Uno de estos últimos se implementó en algunas escuelas,
a instancia de docentes y de historiadores porteños que invitaron
a los chicos a recordar sus orígenes.
Por
Sergio Kiernan
En
la década del 90 tuvimos una buena idea: asumir que los argentinos,
como todo el resto de las tribus del mundo, tenemos un problema de intolerancia.
Por muchos años, este problema como la homofobia, el machismo,
el abuso infantil quedó tapado por las urgencias políticas
de un país apretado por los militares. Parecía frívolo
hablar de racismo cuando no se podía ni votar al intendente, resultaba
imposible hacer algo al respecto cuando se torturaba y secuestraba.
Hablar de prejuicios es sano. Es comenzar a ver que somos capaces de ser
victimarios y no sólo víctimas, como nos acostumbramos a
sentirnos y como muchos siguen sintiéndose. En este país
que lucha por salir del tercer mundo, en este país sin importancia
que es llevado como el viento por los procesos que protagonizan las potencias
y donde tantos se sienten nada, es posible encontrar alguien más
indefenso que nosotros, y pisarlo.
Argentina tiene sus wetbacks, que no cruzaron el río Grande con
sus hijos a cuestas pero llegaron a una Buenos Aires que está tan
lejos en el espacio y el tiempo de Bolivia o Perú como lo está
Chihuahua de Los Angeles. Hay un morboso sentido de la superioridad que
se despierta en unos cuantos al encarar al inmigrante pobretón
y morocho: sentirse por un minuto dueño de algo deseable, dejar
de ser el último orejón del tarro, ser como un gringo, tener
más que el otro. Si la pregunta que le quisiéramos hacer
al raro residente europeo o norteamericano es ¿por qué
se te ocurrió quedarte acá?, la pregunta que le hacemos
al inmigrante latinoamericano es ¿por qué voy a dejarte
quedar acá?.
Dividirse en colonias, como las amebas, es una pulsión humana.

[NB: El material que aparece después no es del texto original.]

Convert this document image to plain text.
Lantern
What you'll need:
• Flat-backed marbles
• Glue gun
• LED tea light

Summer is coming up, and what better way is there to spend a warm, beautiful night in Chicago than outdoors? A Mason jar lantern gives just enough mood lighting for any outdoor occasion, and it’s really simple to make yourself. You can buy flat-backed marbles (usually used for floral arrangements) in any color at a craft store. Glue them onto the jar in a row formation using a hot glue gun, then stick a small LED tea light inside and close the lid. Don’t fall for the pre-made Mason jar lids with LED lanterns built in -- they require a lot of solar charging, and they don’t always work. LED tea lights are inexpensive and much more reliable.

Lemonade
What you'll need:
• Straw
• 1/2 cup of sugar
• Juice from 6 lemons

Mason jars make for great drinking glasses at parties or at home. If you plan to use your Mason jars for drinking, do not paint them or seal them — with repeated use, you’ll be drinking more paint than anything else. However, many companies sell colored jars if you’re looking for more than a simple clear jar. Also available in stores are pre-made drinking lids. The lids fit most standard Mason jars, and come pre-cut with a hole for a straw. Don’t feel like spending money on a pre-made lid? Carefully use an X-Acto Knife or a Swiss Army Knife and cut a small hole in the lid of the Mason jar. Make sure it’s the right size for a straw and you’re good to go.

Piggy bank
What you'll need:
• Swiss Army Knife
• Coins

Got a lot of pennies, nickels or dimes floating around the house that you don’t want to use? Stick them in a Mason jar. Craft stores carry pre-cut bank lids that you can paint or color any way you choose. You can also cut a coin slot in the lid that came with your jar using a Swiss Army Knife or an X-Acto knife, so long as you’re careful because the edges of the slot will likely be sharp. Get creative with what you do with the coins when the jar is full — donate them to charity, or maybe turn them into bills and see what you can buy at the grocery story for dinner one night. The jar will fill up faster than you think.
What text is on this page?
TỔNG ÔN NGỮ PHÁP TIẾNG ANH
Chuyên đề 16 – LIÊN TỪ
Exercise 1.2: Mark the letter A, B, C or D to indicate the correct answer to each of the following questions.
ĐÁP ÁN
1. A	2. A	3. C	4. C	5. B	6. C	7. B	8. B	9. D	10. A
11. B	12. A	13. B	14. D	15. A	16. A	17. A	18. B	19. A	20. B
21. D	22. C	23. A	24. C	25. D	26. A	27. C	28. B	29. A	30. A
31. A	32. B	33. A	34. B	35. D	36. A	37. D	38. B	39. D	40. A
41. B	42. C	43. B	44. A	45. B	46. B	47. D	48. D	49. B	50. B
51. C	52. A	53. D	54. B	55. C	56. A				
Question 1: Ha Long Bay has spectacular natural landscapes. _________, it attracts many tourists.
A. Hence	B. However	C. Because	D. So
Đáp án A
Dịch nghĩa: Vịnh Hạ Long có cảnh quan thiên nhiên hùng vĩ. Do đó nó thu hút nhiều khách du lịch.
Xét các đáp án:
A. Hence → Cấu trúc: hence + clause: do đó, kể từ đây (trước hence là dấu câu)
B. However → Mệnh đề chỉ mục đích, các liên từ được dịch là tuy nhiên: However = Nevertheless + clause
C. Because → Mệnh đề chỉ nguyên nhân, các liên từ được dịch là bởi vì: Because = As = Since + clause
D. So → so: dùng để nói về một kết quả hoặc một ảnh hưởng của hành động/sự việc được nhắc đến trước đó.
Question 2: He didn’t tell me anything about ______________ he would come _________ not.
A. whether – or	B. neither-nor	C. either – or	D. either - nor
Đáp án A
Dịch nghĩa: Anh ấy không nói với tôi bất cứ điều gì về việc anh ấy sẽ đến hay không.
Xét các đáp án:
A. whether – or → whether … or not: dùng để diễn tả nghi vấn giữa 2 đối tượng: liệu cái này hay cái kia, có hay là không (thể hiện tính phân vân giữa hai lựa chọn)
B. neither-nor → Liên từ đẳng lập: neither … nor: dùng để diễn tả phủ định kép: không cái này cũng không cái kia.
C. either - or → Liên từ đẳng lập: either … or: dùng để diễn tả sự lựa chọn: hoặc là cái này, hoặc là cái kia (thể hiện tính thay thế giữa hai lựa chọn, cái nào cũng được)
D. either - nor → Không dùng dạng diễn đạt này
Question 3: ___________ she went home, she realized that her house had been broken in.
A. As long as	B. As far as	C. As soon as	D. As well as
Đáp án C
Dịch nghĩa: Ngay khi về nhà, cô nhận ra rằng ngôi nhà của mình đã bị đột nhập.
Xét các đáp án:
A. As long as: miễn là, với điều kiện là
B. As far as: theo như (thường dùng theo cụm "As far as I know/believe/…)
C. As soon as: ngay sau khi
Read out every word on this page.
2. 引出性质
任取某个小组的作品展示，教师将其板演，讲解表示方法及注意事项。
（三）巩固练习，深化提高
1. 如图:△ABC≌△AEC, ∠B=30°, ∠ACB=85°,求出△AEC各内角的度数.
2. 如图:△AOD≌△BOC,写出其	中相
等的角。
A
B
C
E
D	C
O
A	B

Recorrer los odios étnicos del mundo es encontrarse con grupos
que detestan violentamente a otros grupos que, de lejos, resultan indistinguibles:
baluchistanes que asesinan pashtunes, serbios que queman croatas, tutsis
que masacran hutus, etíopes que guerrean duramente contra somalíes.
En fin: una Babel de idiomas incomprensibles, de historias ignotas, de
gente que se mata a machetazos por un pasado que es una nota al pie y
a nadie le importa.
Lo que demuestra que el racismo no es una realidad objetiva sino una construcción
cultural. En el caso argentino, la discriminación y el prejuicio
reflejan fielmente la doble fuente de la población: el antisemitismo
importado de Europa, el desprecio al indígena heredado de la Conquista.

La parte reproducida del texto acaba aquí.